Used to store data on local filesystem.

a1.channels = c1

a1.sinks = k1

a1.sinks.k1.type = file_roll

a1.sinks.k1.channel = c1

a1.sinks.k1.sink.directory = /var/log/flume

Null Sink:

Discards all events it receives from the channel

a1.channels = c1

a1.sinks = k1

a1.sinks.k1.type = null

a1.sinks.k1.channel = c1

Hbase Sink:

This sink writes data to HBase. The Hbase configuration is picked up from the first hbase-site.xml encountered in the classpath. A class implementing HbaseEventSerializer which is specified by the configuration is used to convert the events into HBase puts and/or increments.

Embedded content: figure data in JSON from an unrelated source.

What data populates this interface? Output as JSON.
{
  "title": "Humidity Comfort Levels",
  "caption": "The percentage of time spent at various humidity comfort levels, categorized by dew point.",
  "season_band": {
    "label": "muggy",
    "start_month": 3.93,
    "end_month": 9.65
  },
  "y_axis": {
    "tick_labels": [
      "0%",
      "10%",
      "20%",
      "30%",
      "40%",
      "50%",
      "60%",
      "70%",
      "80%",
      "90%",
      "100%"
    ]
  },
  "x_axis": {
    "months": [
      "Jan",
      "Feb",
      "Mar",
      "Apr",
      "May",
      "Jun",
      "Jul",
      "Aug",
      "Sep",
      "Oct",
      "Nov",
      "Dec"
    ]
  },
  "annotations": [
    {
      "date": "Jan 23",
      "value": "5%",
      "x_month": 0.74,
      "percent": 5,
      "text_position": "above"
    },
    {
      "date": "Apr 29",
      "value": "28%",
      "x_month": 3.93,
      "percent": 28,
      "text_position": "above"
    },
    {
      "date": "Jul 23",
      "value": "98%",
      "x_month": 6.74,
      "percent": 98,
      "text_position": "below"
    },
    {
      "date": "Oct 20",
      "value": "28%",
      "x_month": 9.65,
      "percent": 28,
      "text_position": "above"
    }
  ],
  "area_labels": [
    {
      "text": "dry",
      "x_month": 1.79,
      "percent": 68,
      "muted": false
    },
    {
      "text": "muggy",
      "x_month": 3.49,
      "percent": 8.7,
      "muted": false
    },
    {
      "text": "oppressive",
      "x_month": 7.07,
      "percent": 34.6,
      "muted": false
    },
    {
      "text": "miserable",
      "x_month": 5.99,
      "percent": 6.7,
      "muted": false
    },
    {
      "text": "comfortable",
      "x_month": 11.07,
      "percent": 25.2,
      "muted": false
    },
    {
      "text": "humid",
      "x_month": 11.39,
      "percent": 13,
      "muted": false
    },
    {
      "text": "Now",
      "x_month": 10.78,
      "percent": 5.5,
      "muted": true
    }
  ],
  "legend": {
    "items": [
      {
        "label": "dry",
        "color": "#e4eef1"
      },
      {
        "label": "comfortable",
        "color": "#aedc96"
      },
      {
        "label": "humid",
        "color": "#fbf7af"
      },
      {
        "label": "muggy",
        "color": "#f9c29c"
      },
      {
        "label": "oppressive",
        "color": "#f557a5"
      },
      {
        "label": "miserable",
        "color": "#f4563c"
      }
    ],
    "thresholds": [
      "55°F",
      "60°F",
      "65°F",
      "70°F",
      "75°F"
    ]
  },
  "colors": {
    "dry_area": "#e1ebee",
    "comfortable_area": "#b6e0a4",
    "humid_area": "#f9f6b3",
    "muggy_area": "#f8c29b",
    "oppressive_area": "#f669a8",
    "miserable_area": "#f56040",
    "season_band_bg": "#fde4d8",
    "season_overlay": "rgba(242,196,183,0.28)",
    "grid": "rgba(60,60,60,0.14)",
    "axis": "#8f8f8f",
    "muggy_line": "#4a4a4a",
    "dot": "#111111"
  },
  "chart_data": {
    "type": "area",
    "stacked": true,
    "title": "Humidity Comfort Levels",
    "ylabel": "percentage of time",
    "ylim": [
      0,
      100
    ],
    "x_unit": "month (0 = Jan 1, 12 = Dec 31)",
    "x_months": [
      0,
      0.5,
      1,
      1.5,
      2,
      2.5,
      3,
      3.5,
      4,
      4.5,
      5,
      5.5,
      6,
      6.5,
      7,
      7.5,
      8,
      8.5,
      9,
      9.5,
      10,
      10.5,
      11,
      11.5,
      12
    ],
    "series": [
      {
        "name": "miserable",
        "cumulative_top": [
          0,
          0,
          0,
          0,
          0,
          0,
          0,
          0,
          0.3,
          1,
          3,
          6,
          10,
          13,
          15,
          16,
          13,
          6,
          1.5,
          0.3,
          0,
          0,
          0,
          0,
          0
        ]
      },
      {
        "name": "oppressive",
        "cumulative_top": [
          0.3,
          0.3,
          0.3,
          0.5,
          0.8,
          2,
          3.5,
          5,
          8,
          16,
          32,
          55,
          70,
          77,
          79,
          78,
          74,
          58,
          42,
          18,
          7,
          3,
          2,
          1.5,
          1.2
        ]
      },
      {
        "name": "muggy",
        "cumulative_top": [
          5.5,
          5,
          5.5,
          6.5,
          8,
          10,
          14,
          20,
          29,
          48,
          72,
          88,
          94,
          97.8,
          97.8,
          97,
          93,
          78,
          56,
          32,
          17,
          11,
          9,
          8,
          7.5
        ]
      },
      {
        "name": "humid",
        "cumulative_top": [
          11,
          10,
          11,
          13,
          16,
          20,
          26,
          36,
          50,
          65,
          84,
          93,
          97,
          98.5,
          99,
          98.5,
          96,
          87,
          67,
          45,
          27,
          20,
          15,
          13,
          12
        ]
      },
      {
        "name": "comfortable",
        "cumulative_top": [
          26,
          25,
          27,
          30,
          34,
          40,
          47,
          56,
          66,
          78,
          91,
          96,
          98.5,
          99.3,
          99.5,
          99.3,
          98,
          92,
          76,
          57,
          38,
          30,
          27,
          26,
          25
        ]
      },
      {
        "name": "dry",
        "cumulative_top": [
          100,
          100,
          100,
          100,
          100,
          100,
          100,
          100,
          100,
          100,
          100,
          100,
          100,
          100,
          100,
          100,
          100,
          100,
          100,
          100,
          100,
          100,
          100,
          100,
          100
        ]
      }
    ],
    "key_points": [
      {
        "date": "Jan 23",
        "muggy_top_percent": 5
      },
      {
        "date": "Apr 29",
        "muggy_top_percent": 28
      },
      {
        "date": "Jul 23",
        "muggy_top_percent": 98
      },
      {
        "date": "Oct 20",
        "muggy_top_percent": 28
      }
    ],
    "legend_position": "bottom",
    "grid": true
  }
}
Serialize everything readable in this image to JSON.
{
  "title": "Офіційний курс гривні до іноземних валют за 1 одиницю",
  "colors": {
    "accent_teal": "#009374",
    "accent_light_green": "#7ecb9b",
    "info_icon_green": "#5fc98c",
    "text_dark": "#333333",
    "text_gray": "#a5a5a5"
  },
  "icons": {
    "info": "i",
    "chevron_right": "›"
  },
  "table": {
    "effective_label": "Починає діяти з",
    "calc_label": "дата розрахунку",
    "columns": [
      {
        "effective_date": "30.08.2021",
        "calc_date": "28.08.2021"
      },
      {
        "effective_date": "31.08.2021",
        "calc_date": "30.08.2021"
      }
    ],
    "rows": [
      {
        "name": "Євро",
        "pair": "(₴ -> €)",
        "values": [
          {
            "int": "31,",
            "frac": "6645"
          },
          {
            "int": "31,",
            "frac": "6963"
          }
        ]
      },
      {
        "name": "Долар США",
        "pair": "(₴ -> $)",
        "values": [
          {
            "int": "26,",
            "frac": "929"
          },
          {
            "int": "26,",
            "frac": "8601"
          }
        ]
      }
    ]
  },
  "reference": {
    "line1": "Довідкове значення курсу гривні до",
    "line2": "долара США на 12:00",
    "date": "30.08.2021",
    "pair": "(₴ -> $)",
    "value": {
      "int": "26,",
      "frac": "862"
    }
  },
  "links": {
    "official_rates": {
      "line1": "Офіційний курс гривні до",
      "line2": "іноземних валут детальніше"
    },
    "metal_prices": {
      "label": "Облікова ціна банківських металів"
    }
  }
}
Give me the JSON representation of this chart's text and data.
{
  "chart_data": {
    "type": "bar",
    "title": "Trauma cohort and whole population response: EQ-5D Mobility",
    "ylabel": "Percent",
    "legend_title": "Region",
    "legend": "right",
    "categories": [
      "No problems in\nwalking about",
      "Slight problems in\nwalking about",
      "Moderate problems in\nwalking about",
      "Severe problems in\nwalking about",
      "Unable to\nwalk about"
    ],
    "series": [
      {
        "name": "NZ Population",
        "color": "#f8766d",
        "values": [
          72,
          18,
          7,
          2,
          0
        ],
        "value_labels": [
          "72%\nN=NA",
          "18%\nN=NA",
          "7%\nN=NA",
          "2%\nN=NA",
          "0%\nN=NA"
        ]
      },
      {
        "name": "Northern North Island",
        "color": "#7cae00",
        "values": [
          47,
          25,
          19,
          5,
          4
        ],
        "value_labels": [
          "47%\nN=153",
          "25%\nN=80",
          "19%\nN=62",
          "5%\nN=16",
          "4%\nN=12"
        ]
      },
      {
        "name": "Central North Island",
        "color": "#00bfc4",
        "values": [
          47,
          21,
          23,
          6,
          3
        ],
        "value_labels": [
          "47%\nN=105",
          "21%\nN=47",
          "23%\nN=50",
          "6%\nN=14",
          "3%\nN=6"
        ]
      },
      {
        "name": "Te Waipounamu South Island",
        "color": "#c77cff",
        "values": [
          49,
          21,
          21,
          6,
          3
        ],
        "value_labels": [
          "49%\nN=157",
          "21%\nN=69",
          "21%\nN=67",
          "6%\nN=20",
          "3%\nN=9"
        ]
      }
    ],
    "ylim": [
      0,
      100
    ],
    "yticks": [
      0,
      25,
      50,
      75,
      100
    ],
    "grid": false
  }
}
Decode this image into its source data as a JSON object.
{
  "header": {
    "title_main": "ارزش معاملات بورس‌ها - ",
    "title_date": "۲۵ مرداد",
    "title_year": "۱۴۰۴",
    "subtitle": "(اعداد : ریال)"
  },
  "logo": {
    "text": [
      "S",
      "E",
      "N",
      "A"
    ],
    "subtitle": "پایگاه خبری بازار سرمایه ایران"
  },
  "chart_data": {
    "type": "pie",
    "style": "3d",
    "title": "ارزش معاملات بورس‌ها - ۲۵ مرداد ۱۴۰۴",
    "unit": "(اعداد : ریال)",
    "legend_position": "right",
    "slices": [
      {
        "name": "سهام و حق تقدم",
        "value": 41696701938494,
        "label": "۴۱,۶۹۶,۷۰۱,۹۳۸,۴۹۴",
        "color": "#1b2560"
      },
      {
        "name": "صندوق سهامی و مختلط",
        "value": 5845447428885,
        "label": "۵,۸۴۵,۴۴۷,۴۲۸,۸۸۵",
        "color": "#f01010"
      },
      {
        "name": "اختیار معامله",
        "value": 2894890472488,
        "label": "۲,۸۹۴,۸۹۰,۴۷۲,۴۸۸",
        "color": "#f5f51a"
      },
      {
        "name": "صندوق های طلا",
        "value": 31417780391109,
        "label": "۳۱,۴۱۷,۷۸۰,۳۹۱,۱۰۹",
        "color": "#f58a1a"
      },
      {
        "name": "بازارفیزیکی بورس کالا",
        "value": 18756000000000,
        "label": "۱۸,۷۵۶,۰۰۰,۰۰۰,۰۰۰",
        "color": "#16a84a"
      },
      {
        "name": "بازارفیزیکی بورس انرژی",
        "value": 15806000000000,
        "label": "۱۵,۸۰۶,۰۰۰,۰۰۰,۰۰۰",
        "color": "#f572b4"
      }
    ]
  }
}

The HBaseSink supports writing data to secure HBase. To write to secure HBase, the user the agent is running as must have write permissions to the table the sink is configured to write to.

a1.channels = c1

a1.sinks = k1

a1.sinks.k1.type = hbase

a1.sinks.k1.table = student

a1.sinks.k1.columnFamily = family1

a1.sinks.k1.serializer = org.apache.flume.sink.hbase.RegexHbaseEventSerializer

a1.sinks.k1.channel = c1

Other types of sinks are Kafka, Avro, Thrift, HTTP, ElasticSerach, etc.